“Ci siamo dati all’agricoltura organica senza conoscerne neppure le basi! Ma tutti lo possono fare, basta saper consacrare del tempo all’impresa” sorride sua moglie, mentre prepara con scrupolo un pic-nic costituito esclusivamente di alimenti provenienti dal loro terreno – carote, funghi, germogli di bambù – che lei venderà in seguito al mercato locale.

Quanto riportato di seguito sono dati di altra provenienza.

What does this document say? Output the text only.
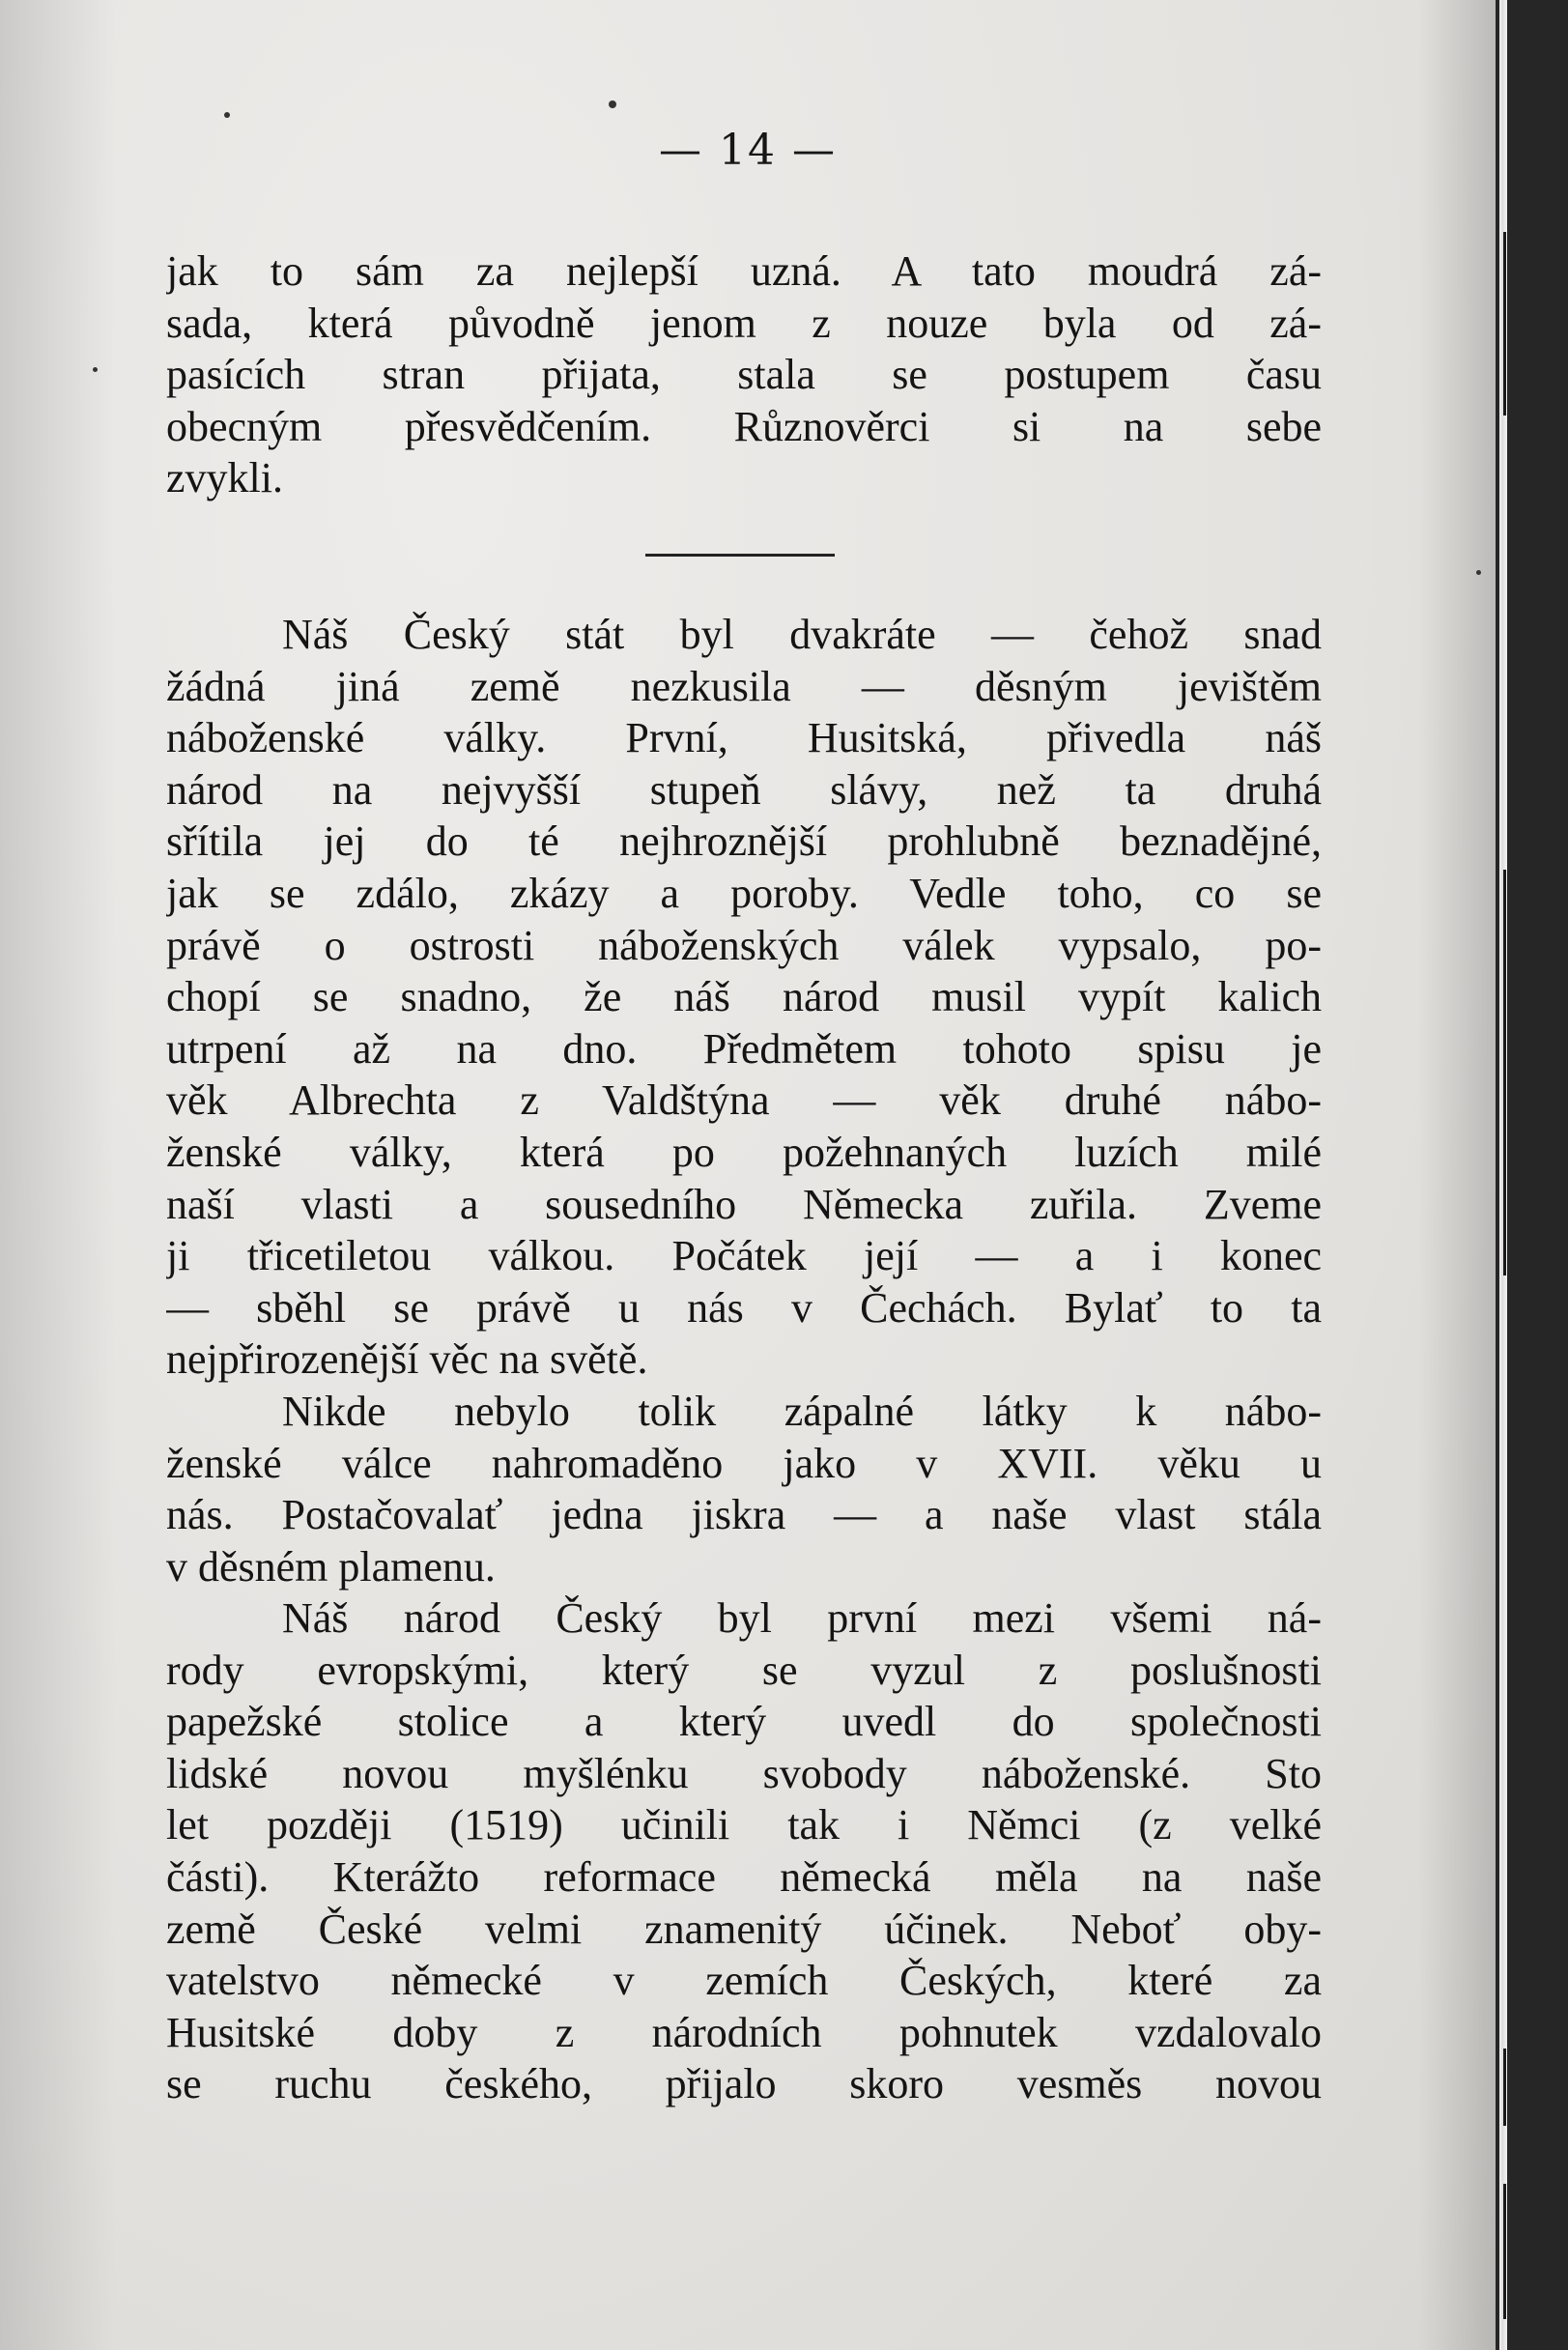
— 14 —
jak to sám za nejlepší uzná. A tato moudrá zá-
sada, která původně jenom z nouze byla od zá-
pasících stran přijata, stala se postupem času
obecným přesvědčením. Různověrci si na sebe
zvykli.
Náš Český stát byl dvakráte — čehož snad
žádná jiná země nezkusila — děsným jevištěm
náboženské války. První, Husitská, přivedla náš
národ na nejvyšší stupeň slávy, než ta druhá
sřítila jej do té nejhroznější prohlubně beznadějné,
jak se zdálo, zkázy a poroby. Vedle toho, co se
právě o ostrosti náboženských válek vypsalo, po-
chopí se snadno, že náš národ musil vypít kalich
utrpení až na dno. Předmětem tohoto spisu je
věk Albrechta z Valdštýna — věk druhé nábo-
ženské války, která po požehnaných luzích milé
naší vlasti a sousedního Německa zuřila. Zveme
ji třicetiletou válkou. Počátek její — a i konec
— sběhl se právě u nás v Čechách. Bylať to ta
nejpřirozenější věc na světě.
Nikde nebylo tolik zápalné látky k nábo-
ženské válce nahromaděno jako v XVII. věku u
nás. Postačovalať jedna jiskra — a naše vlast stála
v děsném plamenu.
Náš národ Český byl první mezi všemi ná-
rody evropskými, který se vyzul z poslušnosti
papežské stolice a který uvedl do společnosti
lidské novou myšlénku svobody náboženské. Sto
let později (1519) učinili tak i Němci (z velké
části). Kterážto reformace německá měla na naše
země České velmi znamenitý účinek. Neboť oby-
vatelstvo německé v zemích Českých, které za
Husitské doby z národních pohnutek vzdalovalo
se ruchu českého, přijalo skoro vesměs novou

La coppia non guadagna molto, ma spende cinque volte meno rispetto a quando viveva a Tokyo. “In queste campagne disertate dai giovani si possono affittare delle case per poco denaro e restaurarle. Basta conoscere qualcuno, tutti si aiutano reciprocamente qui” spiega Yuji parlando della rete alternativa che non ha smesso di crescere dalla primavera 2011.
“Ho rifatto la mia vita qui partendo da zero, grazie alla famiglia Abe che mi ha trovato una deliziosa casetta affacciata sulla risaia per 5000 yen (40 euro) al mese”, conferma Kawaragawa Yodai, anche lui approdato nella zona dopo la catastrofe.
Questo trentenne non aveva un vero mestiere, sette anni fa si è dedicato alla pratica dell’aizome, tintura tradizionale all’indaco, praticamente sparita dall’arcipelago nipponico.
Oggi coltiva e confeziona a mano con sua moglie degli abiti di tessuto trattato con questa pianta, una tecnica utilizzata da sempre dai samurai, che apprezzavano le sue proprietà estetiche e antisettiche. “Oggi, svolgo un mestiere di cui vado fiero, e devo ringraziare la gente di Mizukami”, dice.
Kumamoto albergava una comunità ecologica nata nel 1956 dopo la terribile malattia di Minamata, provocata dalla contaminazione di mercurio. Traumatizzati dalla tragedia, gli abitanti della comunità volevano vivere in armonia con la natura. Dopo Fukushima questo ideale di vita ha ritrovato voce e spazio. A Kumamoto si assiste all’emergere di un sistema parallelo basato sull’autonomia alimentare e sui principi della permacoltura, concetto ecologico australiano già sviluppato dopo la guerra dal celebre agricoltore Fukuoka Masanobu. Qualche pioniere come Abe Masahiro e Isoko si sono stabiliti a Mizukami vent’anni fa.
“Abbiamo vissuto nove anni senza elettricità, né acqua potabile, né gas! Oggi invece, beneficiamo dell’elettricità prodotta dalla centrale nucleare di Kyushu, bisogna scusarci”, scherza Abe Isoko. Vivace e piena d’energia, questa sessantenne, col suo caratteristico cappello da contadina, ha accolto e consigliato diverse nuove famiglie venute a vivere qui, come i Kato o i Kawagahara.